3. Know What You Want

Having an attainable and specific marketing goal will help you achieve the results you desire. Begin with the end in mind by setting some goals for your practice. This step determines the marketing path you will take, how much preparation will be needed, and how hard you will have to work to achieve it. All owners have different wants, and there is no “one size fits all” goal or aspiration for everyone. Some want to be comfortable, while others desire to build empires and be on the cover of Fortune, or maybe featured in Impact magazine! Neither ambition is right or wrong, as long as it aligns with what you want. Write out in detail the specifics of your practice goal: large or small, quantitative or qualitative. Writing and posting your goal aligns wants with actions and puts you in control of leading your practice destiny.

4. Know The Costs

Marketing costs money but costs you more if you do it poorly. View marketing as a return on investment (ROI), and you will feel a shift in your marketing confidence. A $500 doctor’s lunch netting one new patient is a good return. One patient reactivated from phone calls to past patients is a great return. But one patient referred by a current patient is a phenomenal return! The least stressful marketing is something you spend the least time or effort on that generates the greatest number of new patients. For reference, it is recommended that your marketing budget should be 7%–8% gross revenue.3

5. Know How You Are Going To Do It

It helps if you have a road map.

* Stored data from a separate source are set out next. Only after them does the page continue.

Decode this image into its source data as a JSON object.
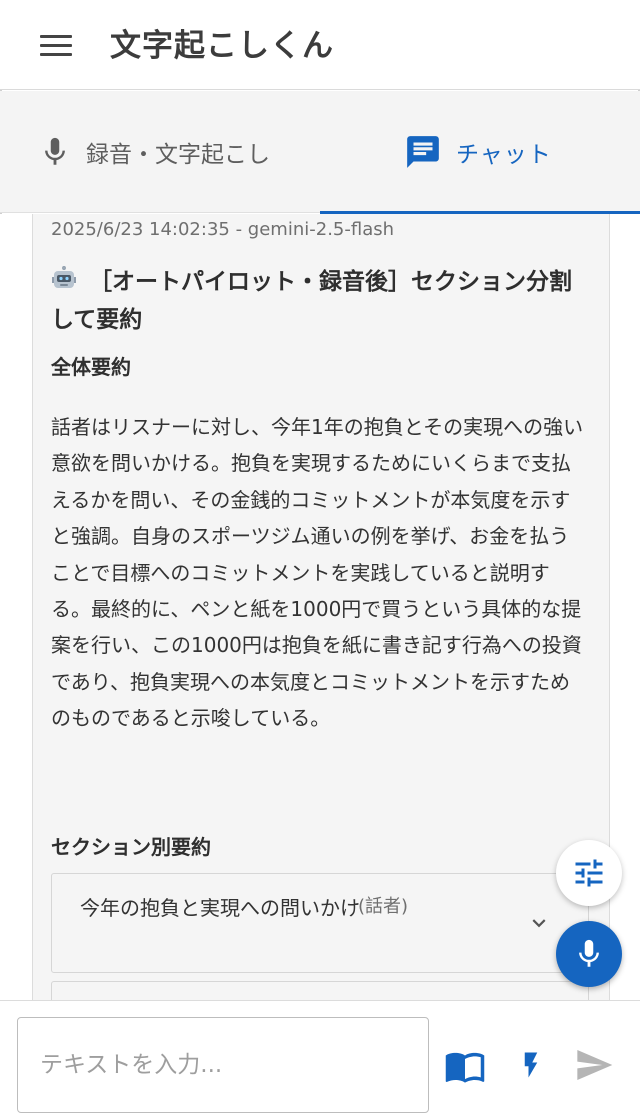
{
  "app": {
    "title": "文字起こしくん"
  },
  "tabs": [
    {
      "label": "録音・文字起こし",
      "icon": "mic-icon",
      "active": false
    },
    {
      "label": "チャット",
      "icon": "chat-icon",
      "active": true
    }
  ],
  "colors": {
    "accent": "#1565c0",
    "card_bg": "#f5f5f5",
    "tab_bg": "#f4f4f4"
  },
  "message": {
    "meta": "2025/6/23 14:02:35 - gemini-2.5-flash",
    "avatar_icon": "robot-icon",
    "title": "［オートパイロット・録音後］セクション分割して要約",
    "overall_heading": "全体要約",
    "overall_summary": "話者はリスナーに対し、今年1年の抱負とその実現への強い意欲を問いかける。抱負を実現するためにいくらまで支払えるかを問い、その金銭的コミットメントが本気度を示すと強調。自身のスポーツジム通いの例を挙げ、お金を払うことで目標へのコミットメントを実践していると説明する。最終的に、ペンと紙を1000円で買うという具体的な提案を行い、この1000円は抱負を紙に書き記す行為への投資であり、抱負実現への本気度とコミットメントを示すためのものであると示唆している。",
    "sections_heading": "セクション別要約",
    "sections": [
      {
        "title": "今年の抱負と実現への問いかけ",
        "speaker": "(話者)"
      }
    ]
  },
  "input": {
    "placeholder": "テキストを入力..."
  },
  "actions": {
    "settings_icon": "tune-icon",
    "mic_icon": "mic-icon",
    "book_icon": "book-icon",
    "bolt_icon": "bolt-icon",
    "send_icon": "send-icon"
  }
}
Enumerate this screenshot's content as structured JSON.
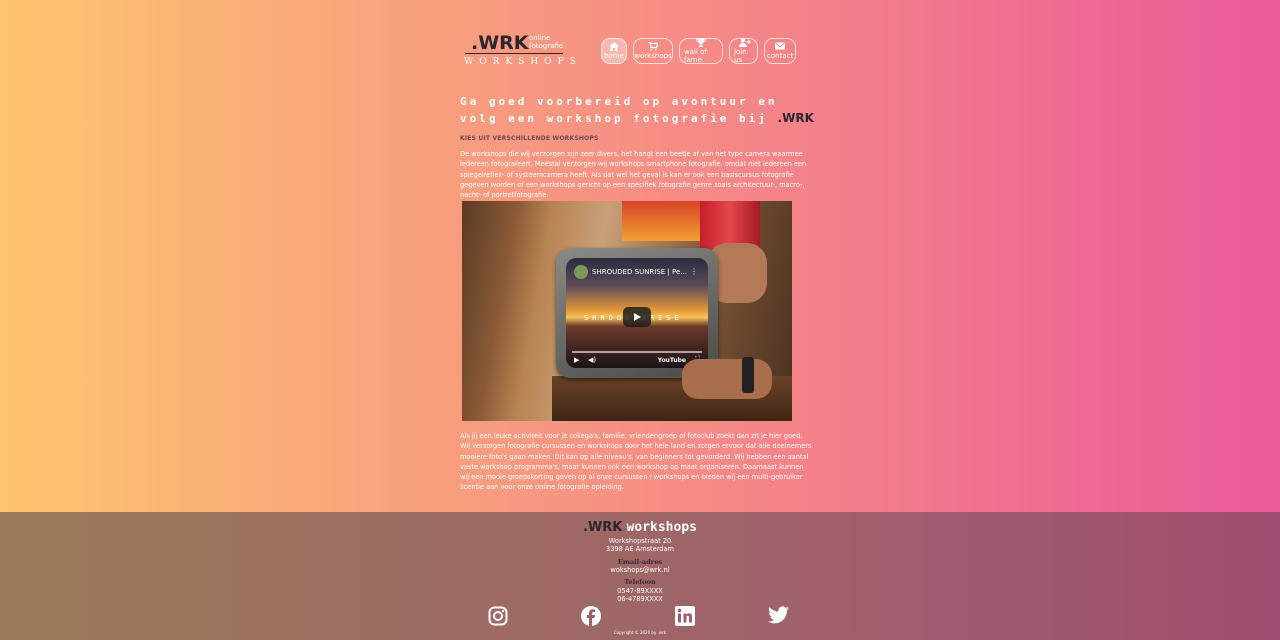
{
  "logo": {
    "brand": ".WRK",
    "sub_line1": "online",
    "sub_line2": "fotografie",
    "workshops": "WORKSHOPS"
  },
  "nav": {
    "items": [
      {
        "label": "home",
        "icon": "home-icon",
        "active": true
      },
      {
        "label": "workshops",
        "icon": "cart-icon",
        "active": false
      },
      {
        "label": "wall of fame",
        "icon": "trophy-icon",
        "active": false
      },
      {
        "label": "join us",
        "icon": "user-plus-icon",
        "active": false
      },
      {
        "label": "contact",
        "icon": "envelope-icon",
        "active": false
      }
    ]
  },
  "main": {
    "headline": "Ga goed voorbereid op avontuur en volg een workshop fotografie bij",
    "headline_brand": ".WRK",
    "subhead": "KIES UIT VERSCHILLENDE WORKSHOPS",
    "para1": "De workshops die wij verzorgen zijn zeer divers, het hangt een beetje af van het type camera waarmee iedereen fotografeert. Meestal verzorgen wij workshops smartphone fotografie, omdat niet iedereen een spiegelreflex- of systeemcamera heeft. Als dat wel het geval is kan er ook een basiscursus fotografie gegeven worden of een workshops gericht op een specifiek fotografie genre zoals architectuur-, macro-, nacht- of portretfotografie.",
    "video": {
      "title": "SHROUDED SUNRISE | Pe...",
      "watermark": "SHROUD   NRISE",
      "youtube": "YouTube"
    },
    "para2": "Als jij een leuke activiteit voor je collega's, familie, vriendengroep of fotoclub zoekt dan zit je hier goed. Wij verzorgen fotografie cursussen en workshops door het hele land en zorgen ervoor dat alle deelnemers mooiere foto's gaan maken. Dit kan op alle niveau's, van beginners tot gevorderd. Wij hebben een aantal vaste workshop programma's, maar kunnen ook een workshop op maat organiseren. Daarnaast kunnen wij een mooie groepskorting geven op al onze cursussen / workshops en bieden wij een multi-gebruiker licentie aan voor onze online fotografie opleiding."
  },
  "footer": {
    "brand1": ".WRK",
    "brand2": "workshops",
    "address1": "Workshopstraat 20",
    "address2": "3398 AE Amsterdam",
    "email_label": "Email-adres",
    "email": "wokshops@wrk.nl",
    "phone_label": "Telefoon",
    "phone1": "0547-89XXXX",
    "phone2": "06-4789XXXX",
    "socials": [
      "instagram-icon",
      "facebook-icon",
      "linkedin-icon",
      "twitter-icon"
    ],
    "copyright": "Copyright © 2020 by .wrk"
  }
}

There will be a lot of moving parts when installing a fully developed marketing system into your practice, so start small, start easy, and take one step at a time.

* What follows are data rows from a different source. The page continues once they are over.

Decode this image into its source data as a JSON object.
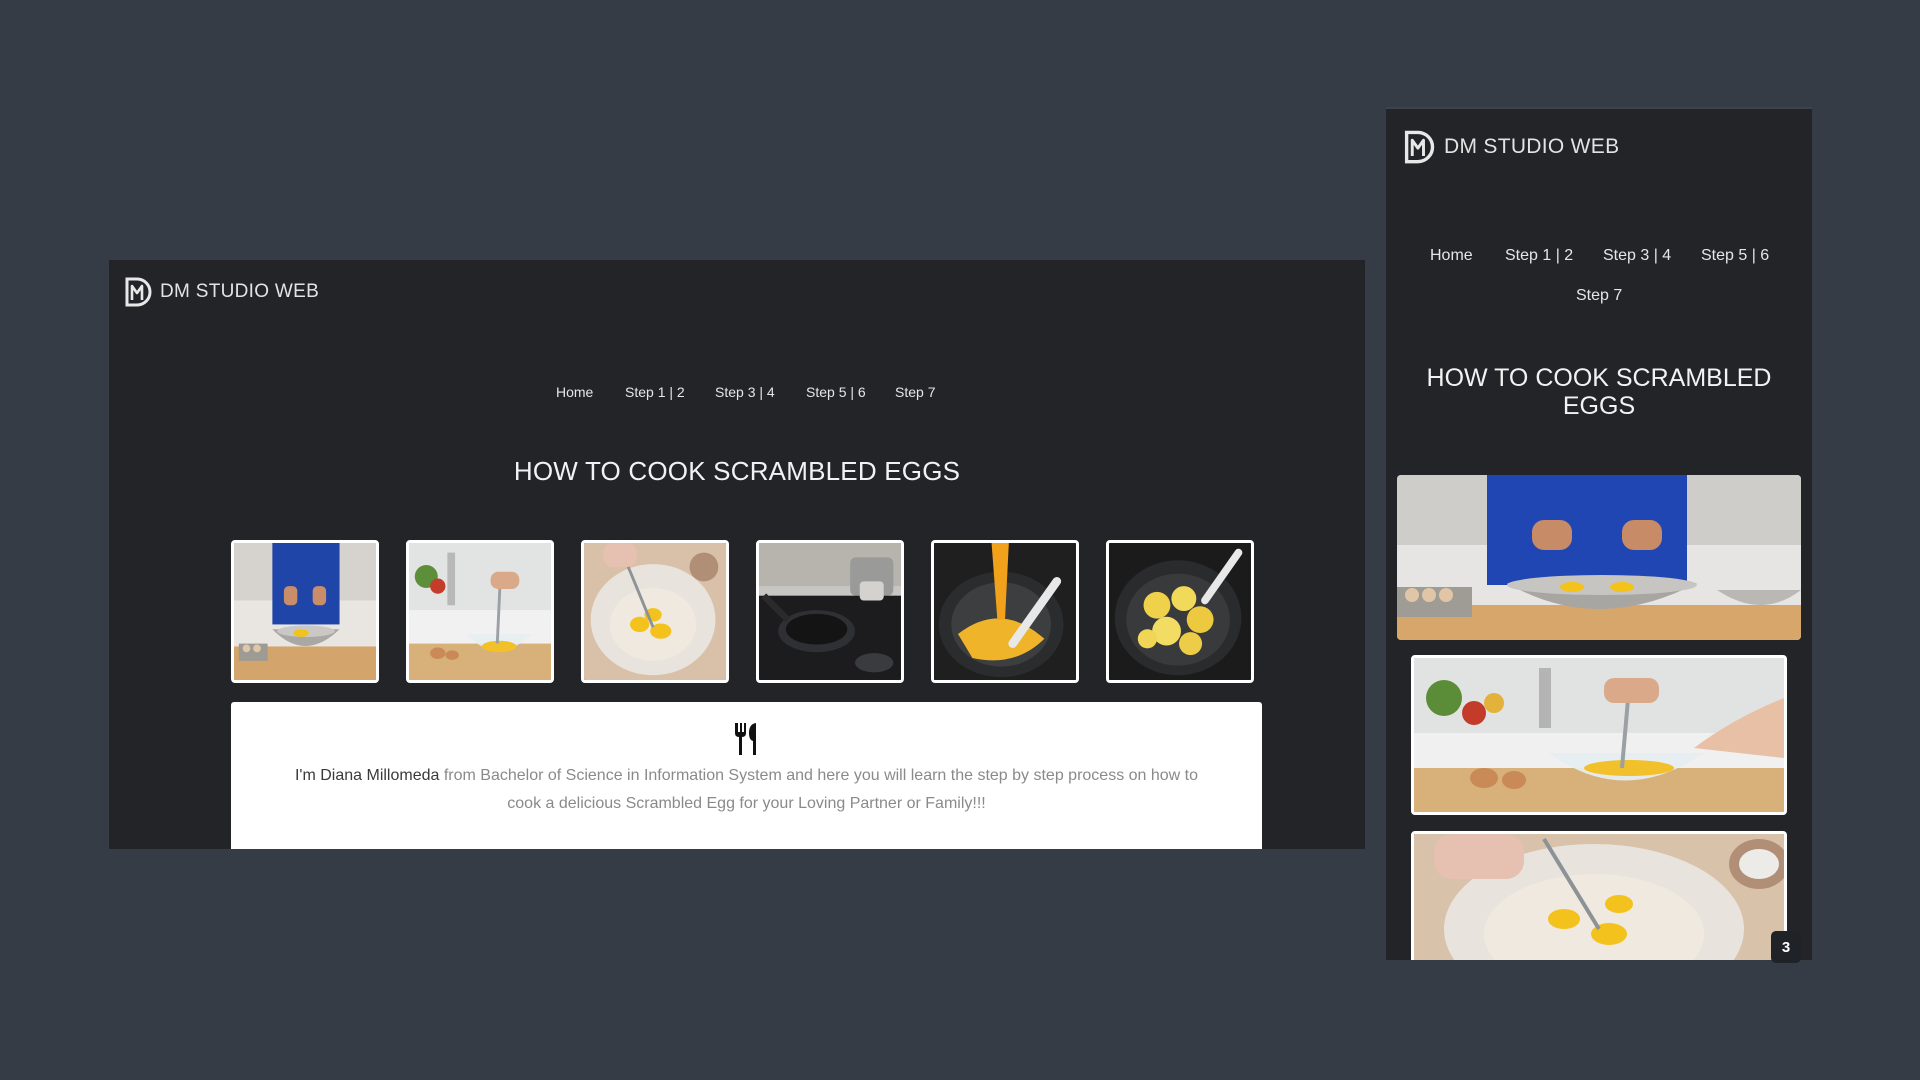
{
  "brand": {
    "name": "DM STUDIO WEB",
    "logo_icon": "dm-monogram-icon"
  },
  "nav": {
    "items": [
      "Home",
      "Step 1 | 2",
      "Step 3 | 4",
      "Step 5 | 6",
      "Step 7"
    ]
  },
  "page": {
    "title": "HOW TO COOK SCRAMBLED EGGS"
  },
  "gallery": {
    "items": [
      {
        "alt": "Cracking eggs into a bowl"
      },
      {
        "alt": "Whisking eggs in a glass bowl"
      },
      {
        "alt": "Beaten egg yolks with whisk"
      },
      {
        "alt": "Frying pan on a stove"
      },
      {
        "alt": "Pouring eggs into pan"
      },
      {
        "alt": "Scrambled eggs in pan"
      }
    ]
  },
  "intro": {
    "icon": "utensils-icon",
    "name": "I'm Diana Millomeda",
    "text": " from Bachelor of Science in Information System and here you will learn the step by step process on how to cook a delicious Scrambled Egg for your Loving Partner or Family!!!"
  },
  "badge": {
    "value": "3"
  },
  "colors": {
    "background": "#363c45",
    "panel": "#222428",
    "card": "#ffffff"
  }
}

Here is a simple approach to how to install a direct access patient marketing system into your practice:

  1. Ask every current satisfied patient, on caseload or at discharge, if they know anyone they could refer. Provide them with a tool to refer that patient like a referral business card.
  2. Consider a mailing program. Send cards to your patients including birthday, anniversary, or sympathy. Start a monthly practice newsletter to educate and promote reactivation with free screens. Mail personalized, handwritten letters to patients after discharge to check on their status.
  3. Initiate an email/social media program that targets your younger patient demographic.
  4. Start a patient call-back system: 30 days, 90 days, 180 days, and 1 year follow-up calls from date of discharge. Your goal here is to check how they are doing, visit with them, and encourage a free screen if appropriate.
  5. Have a patient appreciation event at your clinic. The atmosphere should be mainly about food, drinks, fun, and hospitality with the intent of building deeper relationships with your past patient base. The less you “push” the more you will “pull” when it comes to reactivating patients from the event.
  6. Install an organization system for scheduling, timing, details, budgeting, and automation of these five patient programs. This step is what actually establishes the marketing “infrastructure” in your practice and holds it in place.

Congratulations! You have just installed a marketing system into your practice. The physician, patient referral, and general public programs can be installed by following a similar format.

References:

1McLeod SA. What is the stress response. Simply Psychology. 2010.

2Willcocks L. & Lester S. (1996). Beyond the IT productivity paradox. European Management Journal, 14(3), 279-290.

3Beesley C. How to set a marketing budget that fits your business goals and provides a high return on investment. SBA.org. 2013.